If this sounds boring as hell, I hear you. It’s certainly not a recipe for Instagram #ootd success. If you get joy from poring over your wardrobe each morning, I envy you. A bit. Some of my best friends can’t think of anything worse than wearing the same thing everyday, just as I can’t bear the idea of having to think about it at all. Slowly it dawned on me that when I got dressed I wasn’t putting on my best self, I was putting on a disguise. It was a joy to realise I no longer have to.
• Where do you stand? To uniform or not to uniform? What are your go-tos?
A QUESTION!
On an entirely other note… are you interested in a midlife problem page? I’m thinking about starting one as an irregular regular. Let me know if you’re into it and I’ll start a thread to discuss it further. Sx
Finally, someone is writing about the tyranny of women's clothes. I've been held hostage to "dressing for who I want to be" for years. Perhaps it was the pandemic when my work clothes never saw the light of day, or perhaps it's just getting older and tired of trying to fit my foot into the glass slipper. Thanks for giving voice to the journey from stranglehold to liberation.

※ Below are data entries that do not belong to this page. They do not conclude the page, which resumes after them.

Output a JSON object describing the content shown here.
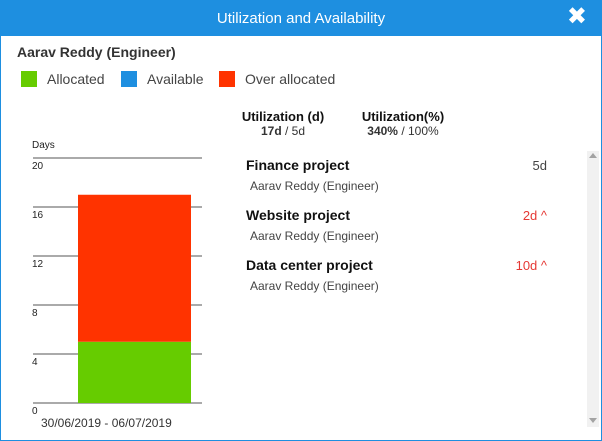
{
  "dialog": {
    "title": "Utilization and Availability",
    "close_icon": "close-icon"
  },
  "person": "Aarav Reddy (Engineer)",
  "legend": [
    {
      "label": "Allocated",
      "color": "#66cc00"
    },
    {
      "label": "Available",
      "color": "#1e8fe0"
    },
    {
      "label": "Over allocated",
      "color": "#ff3300"
    }
  ],
  "utilization": {
    "days_header": "Utilization (d)",
    "days_value": "17d",
    "days_sep": " / ",
    "days_capacity": "5d",
    "pct_header": "Utilization(%)",
    "pct_value": "340%",
    "pct_sep": " / ",
    "pct_capacity": "100%"
  },
  "chart_data": {
    "type": "bar",
    "ylabel": "Days",
    "ylim": [
      0,
      20
    ],
    "yticks": [
      "0",
      "4",
      "8",
      "12",
      "16",
      "20"
    ],
    "categories": [
      "30/06/2019 - 06/07/2019"
    ],
    "series": [
      {
        "name": "Allocated",
        "values": [
          5
        ],
        "color": "#66cc00"
      },
      {
        "name": "Over allocated",
        "values": [
          12
        ],
        "color": "#ff3300"
      }
    ],
    "stacked": true,
    "grid": true
  },
  "projects": [
    {
      "name": "Finance project",
      "assignee": "Aarav Reddy (Engineer)",
      "days": "5d",
      "over": false
    },
    {
      "name": "Website project",
      "assignee": "Aarav Reddy (Engineer)",
      "days": "2d ^",
      "over": true
    },
    {
      "name": "Data center project",
      "assignee": "Aarav Reddy (Engineer)",
      "days": "10d ^",
      "over": true
    }
  ]
}
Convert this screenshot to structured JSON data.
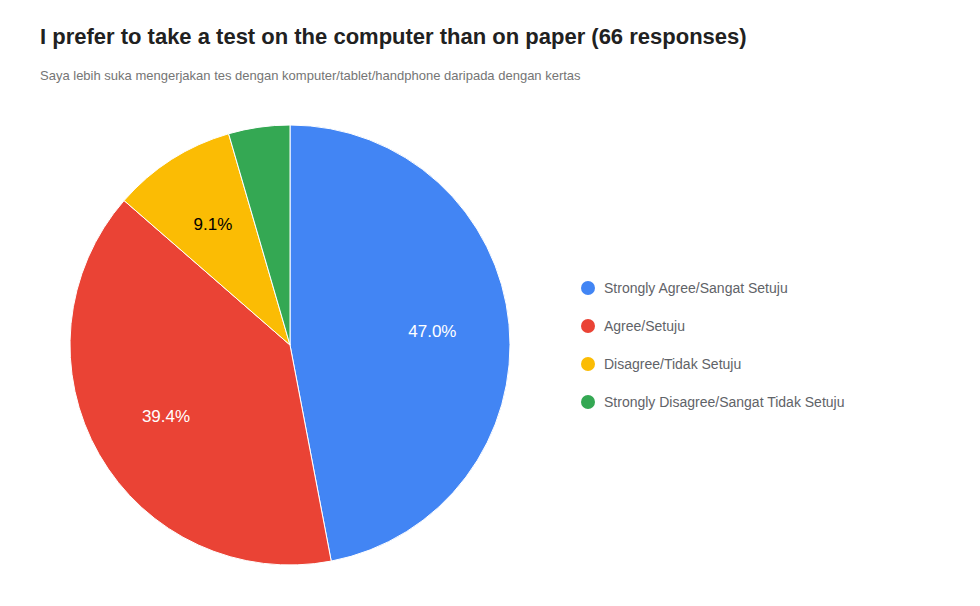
{
  "chart_data": {
    "type": "pie",
    "title": "I prefer to take a test on the computer than on paper (66 responses)",
    "subtitle": "Saya lebih suka mengerjakan tes dengan komputer/tablet/handphone daripada dengan kertas",
    "categories": [
      "Strongly Agree/Sangat Setuju",
      "Agree/Setuju",
      "Disagree/Tidak Setuju",
      "Strongly Disagree/Sangat Tidak Setuju"
    ],
    "values": [
      47.0,
      39.4,
      9.1,
      4.5
    ],
    "value_labels": [
      "47.0%",
      "39.4%",
      "9.1%",
      null
    ],
    "colors": [
      "#4285F4",
      "#EA4335",
      "#FBBC04",
      "#34A853"
    ],
    "data_labels": true,
    "legend": "right"
  }
}
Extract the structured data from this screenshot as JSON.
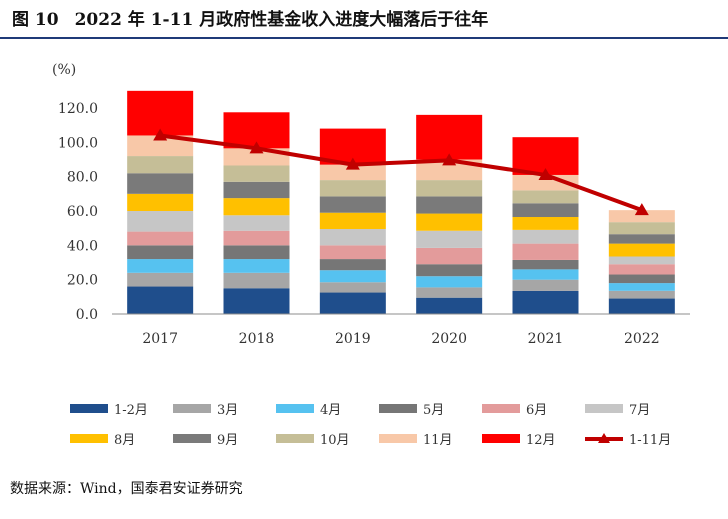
{
  "figure": {
    "number": "图 10",
    "title": "2022 年 1-11 月政府性基金收入进度大幅落后于往年"
  },
  "source": "数据来源：Wind，国泰君安证券研究",
  "chart_data": {
    "type": "bar",
    "stacked": true,
    "ylabel": "(%)",
    "ylim": [
      0,
      120
    ],
    "yticks": [
      0,
      20,
      40,
      60,
      80,
      100,
      120
    ],
    "ytick_labels": [
      "0.0",
      "20.0",
      "40.0",
      "60.0",
      "80.0",
      "100.0",
      "120.0"
    ],
    "categories": [
      "2017",
      "2018",
      "2019",
      "2020",
      "2021",
      "2022"
    ],
    "series": [
      {
        "name": "1-2月",
        "color": "#1f4e8c",
        "values": [
          16,
          15,
          12.5,
          9.5,
          13.5,
          9
        ]
      },
      {
        "name": "3月",
        "color": "#a6a6a6",
        "values": [
          8,
          9,
          6,
          6,
          6.5,
          4.5
        ]
      },
      {
        "name": "4月",
        "color": "#56c2f0",
        "values": [
          8,
          8,
          7,
          6.5,
          6,
          4.5
        ]
      },
      {
        "name": "5月",
        "color": "#767676",
        "values": [
          8,
          8,
          6.5,
          7,
          5.5,
          5
        ]
      },
      {
        "name": "6月",
        "color": "#e39b9b",
        "values": [
          8,
          8.5,
          8,
          9.5,
          9.5,
          6
        ]
      },
      {
        "name": "7月",
        "color": "#c6c6c6",
        "values": [
          12,
          9,
          9.5,
          10,
          8,
          4.5
        ]
      },
      {
        "name": "8月",
        "color": "#ffc000",
        "values": [
          10,
          10,
          9.5,
          10,
          7.5,
          7.5
        ]
      },
      {
        "name": "9月",
        "color": "#7a7a7a",
        "values": [
          12,
          9.5,
          9.5,
          10,
          8,
          5.5
        ]
      },
      {
        "name": "10月",
        "color": "#c5be97",
        "values": [
          10,
          9.5,
          9.5,
          9.5,
          7.5,
          7
        ]
      },
      {
        "name": "11月",
        "color": "#f8c8a8",
        "values": [
          12,
          10,
          9,
          12,
          9,
          7
        ]
      },
      {
        "name": "12月",
        "color": "#ff0000",
        "values": [
          26,
          21,
          21,
          26,
          22,
          0
        ]
      }
    ],
    "line": {
      "name": "1-11月",
      "color": "#c00000",
      "values": [
        104,
        96.5,
        87,
        89.5,
        81,
        60.5
      ]
    },
    "legend_position": "bottom"
  }
}
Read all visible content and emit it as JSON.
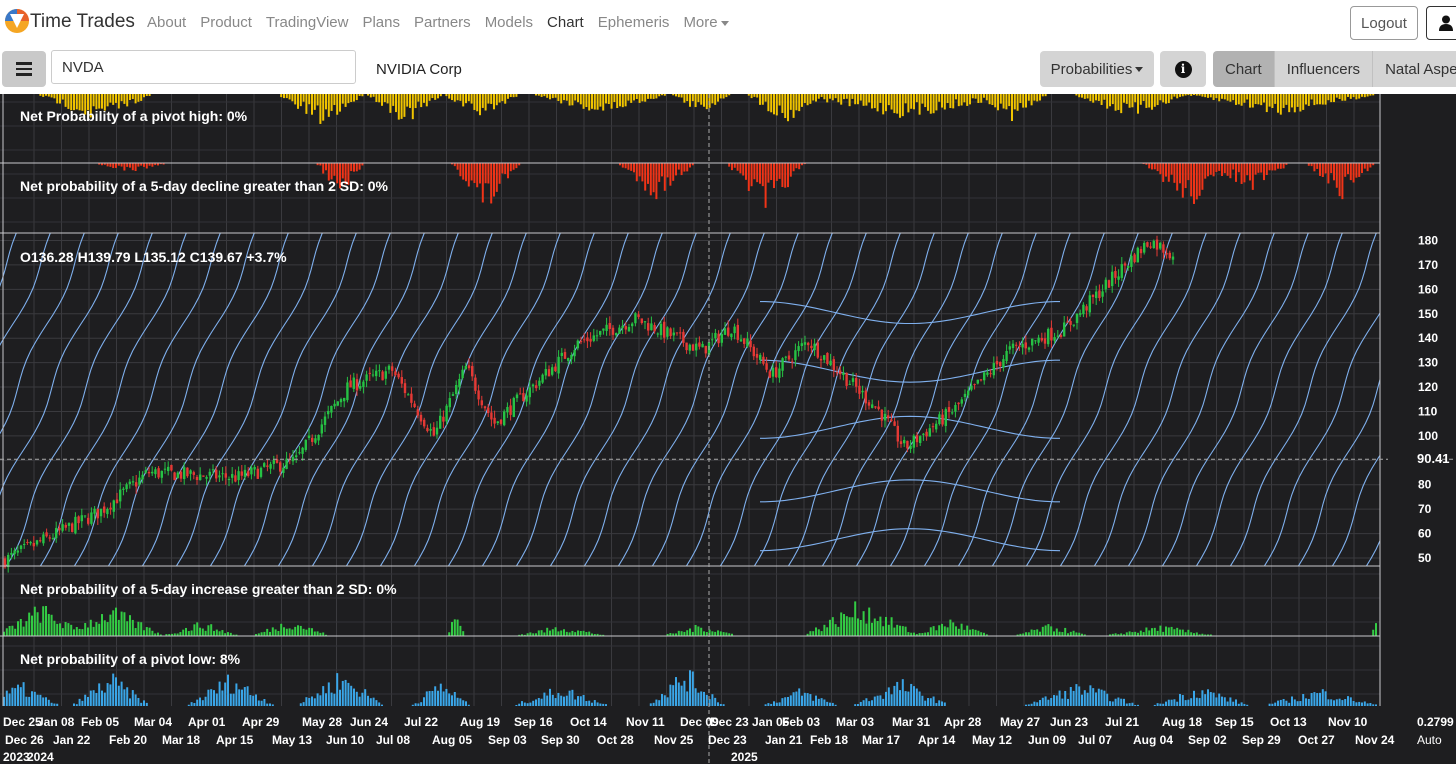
{
  "nav": {
    "brand": "Time Trades",
    "links": [
      "About",
      "Product",
      "TradingView",
      "Plans",
      "Partners",
      "Models",
      "Chart",
      "Ephemeris",
      "More"
    ],
    "active": "Chart",
    "logout": "Logout"
  },
  "toolbar": {
    "symbol": "NVDA",
    "company": "NVIDIA Corp",
    "probabilities": "Probabilities",
    "tabs": [
      "Chart",
      "Influencers",
      "Natal Aspects"
    ],
    "active_tab": "Chart"
  },
  "panels": {
    "pivot_high": "Net Probability of a pivot high: 0%",
    "decline": "Net probability of a 5-day decline greater than 2 SD: 0%",
    "ohlc": "O136.28 H139.79 L135.12 C139.67 +3.7%",
    "increase": "Net probability of a 5-day increase greater than 2 SD: 0%",
    "pivot_low": "Net probability of a pivot low: 8%"
  },
  "price_axis": {
    "ticks": [
      "180",
      "170",
      "160",
      "150",
      "140",
      "130",
      "120",
      "110",
      "100",
      "80",
      "70",
      "60",
      "50"
    ],
    "crosshair_value": "90.41",
    "bottom_value": "0.2799",
    "mode": "Auto"
  },
  "time_axis": {
    "row1": [
      "Dec 25",
      "Jan 08",
      "Feb 05",
      "Mar 04",
      "Apr 01",
      "Apr 29",
      "May 28",
      "Jun 24",
      "Jul 22",
      "Aug 19",
      "Sep 16",
      "Oct 14",
      "Nov 11",
      "Dec 09",
      "Dec 23",
      "Jan 06",
      "Feb 03",
      "Mar 03",
      "Mar 31",
      "Apr 28",
      "May 27",
      "Jun 23",
      "Jul 21",
      "Aug 18",
      "Sep 15",
      "Oct 13",
      "Nov 10"
    ],
    "row2": [
      "Dec 26",
      "Jan 22",
      "Feb 20",
      "Mar 18",
      "Apr 15",
      "May 13",
      "Jun 10",
      "Jul 08",
      "Aug 05",
      "Sep 03",
      "Sep 30",
      "Oct 28",
      "Nov 25",
      "Dec 23",
      "Jan 21",
      "Feb 18",
      "Mar 17",
      "Apr 14",
      "May 12",
      "Jun 09",
      "Jul 07",
      "Aug 04",
      "Sep 02",
      "Sep 29",
      "Oct 27",
      "Nov 24"
    ],
    "row3": [
      "2023",
      "2024",
      "2025"
    ]
  },
  "chart_data": {
    "type": "candlestick",
    "ticker": "NVDA",
    "ylim": [
      45,
      185
    ],
    "crosshair_price": 90.41,
    "last_bar": {
      "open": 136.28,
      "high": 139.79,
      "low": 135.12,
      "close": 139.67,
      "change_pct": 3.7
    },
    "price_path": [
      {
        "date": "Dec 25 2023",
        "close": 49
      },
      {
        "date": "Feb 05 2024",
        "close": 69
      },
      {
        "date": "Mar 04 2024",
        "close": 85
      },
      {
        "date": "Apr 15 2024",
        "close": 83
      },
      {
        "date": "May 13 2024",
        "close": 90
      },
      {
        "date": "Jun 10 2024",
        "close": 120
      },
      {
        "date": "Jul 08 2024",
        "close": 127
      },
      {
        "date": "Aug 05 2024",
        "close": 100
      },
      {
        "date": "Aug 19 2024",
        "close": 128
      },
      {
        "date": "Sep 03 2024",
        "close": 105
      },
      {
        "date": "Oct 14 2024",
        "close": 138
      },
      {
        "date": "Nov 11 2024",
        "close": 148
      },
      {
        "date": "Dec 23 2024",
        "close": 135
      },
      {
        "date": "Jan 06 2025",
        "close": 145
      },
      {
        "date": "Jan 21 2025",
        "close": 125
      },
      {
        "date": "Feb 18 2025",
        "close": 139
      },
      {
        "date": "Mar 17 2025",
        "close": 110
      },
      {
        "date": "Apr 07 2025",
        "close": 95
      },
      {
        "date": "Apr 28 2025",
        "close": 111
      },
      {
        "date": "May 27 2025",
        "close": 135
      },
      {
        "date": "Jun 23 2025",
        "close": 144
      },
      {
        "date": "Jul 21 2025",
        "close": 172
      },
      {
        "date": "Aug 04 2025",
        "close": 180
      },
      {
        "date": "Aug 18 2025",
        "close": 174
      }
    ],
    "colors": {
      "background": "#1e1e20",
      "pivot_high": "#f0c400",
      "decline": "#f03418",
      "increase": "#33cc44",
      "pivot_low": "#3aa6e8",
      "bands": "#7fb0ee",
      "up_candle": "#26c244",
      "down_candle": "#e53935"
    }
  }
}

I remember reading a piece from a woman who had worked with architects and high-end advertising folks at one point. Wherever they met, in whatever corner of the globe, she noted that they all (male and female) wore muted colors and similar pieces of clothing. (Think Steve Jobs with his black turtlenecks and jeans.) The individuality was expressed through everything else--from earrings and eyeglasses to shoes and socks. And they didn't overdo it with those accessories, either.